# At Last A Real-World Use For Those Geometry Lessons

I never really liked geometry in school—it was never as interesting to me as the equations-based parts of maths were.  Fortunately, I was still rather good, as I finally had a need for it when marking out a piece of wood that would become both a shelf and top to the fitted wardrobe I’ve designed as part of my remodelled bedroom.

Had all the walls involved been perfectly vertical and perpendicular, and the wardrobe a simple rectangle, only the length and width would have been required.  But in order to accommodate hangers, my wardrobe design is deeper on one side, and the walls are far from perfect, both in that they lean and are not at 90-degree angles to one another.  These factors resulted in a top that was almost trapezoidal.

To recreate this unique shape accurately in wood, I recalled that a quadrilateral can be broken up into two different pairs of triangles, and that three specific lengths can only form two triangles, which are mirror images of each other.  Putting this all together we measured all four sides plus the two diagonals.  Back at the wood I marked out the front edge, then, from the two front corners, drew arcs with radii equal to the side and diagonal relevant to each point.  The two resulting intersections represented the back two corners, which allowed me to mark in the remaining three edges.

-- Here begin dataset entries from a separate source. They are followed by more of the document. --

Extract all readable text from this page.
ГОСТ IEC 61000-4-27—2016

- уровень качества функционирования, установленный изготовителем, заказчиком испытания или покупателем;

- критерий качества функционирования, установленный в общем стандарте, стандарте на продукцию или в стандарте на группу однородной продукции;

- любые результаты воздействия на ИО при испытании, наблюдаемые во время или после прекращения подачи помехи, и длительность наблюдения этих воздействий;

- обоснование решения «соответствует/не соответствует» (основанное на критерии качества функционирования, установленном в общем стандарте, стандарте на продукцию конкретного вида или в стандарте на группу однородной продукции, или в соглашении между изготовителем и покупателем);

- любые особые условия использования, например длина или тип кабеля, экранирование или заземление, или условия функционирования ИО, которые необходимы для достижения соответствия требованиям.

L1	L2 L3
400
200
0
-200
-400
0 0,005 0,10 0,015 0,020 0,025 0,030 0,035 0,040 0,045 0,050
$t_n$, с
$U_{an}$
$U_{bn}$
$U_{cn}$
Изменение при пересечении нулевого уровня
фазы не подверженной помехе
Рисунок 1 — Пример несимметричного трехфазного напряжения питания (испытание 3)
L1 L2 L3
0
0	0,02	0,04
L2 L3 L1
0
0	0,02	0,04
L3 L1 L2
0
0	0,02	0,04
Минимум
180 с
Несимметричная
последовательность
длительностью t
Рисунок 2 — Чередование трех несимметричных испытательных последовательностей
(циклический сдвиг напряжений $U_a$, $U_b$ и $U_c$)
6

At least that was the plan.  In reality, measuring the diagonals was complicated by not being able to get the end of the tape measure right into the back corners, so the distance from front corner to the diagonally opposite corner formed by the 25mm-wide supports that were on the wall was measured instead.  This didn’t cause too much added difficulty in marking the wood, however, since the ruler I used was also 25mm wide, allowing me to simply line up to one side of the ruler, and draw along the other.

This use for old-school geometry turned out to be far more accurate than previous attempts at marking out shelves, with only a few small adjustments needed afterwards—to account for the walls’ waviness—before it slotted into place perfectly.  So now if anyone ever complains that maths has no use in the real world, I can correct them with evidence, and show them my lovely new shelf, which is so much better than a boring rectangular one.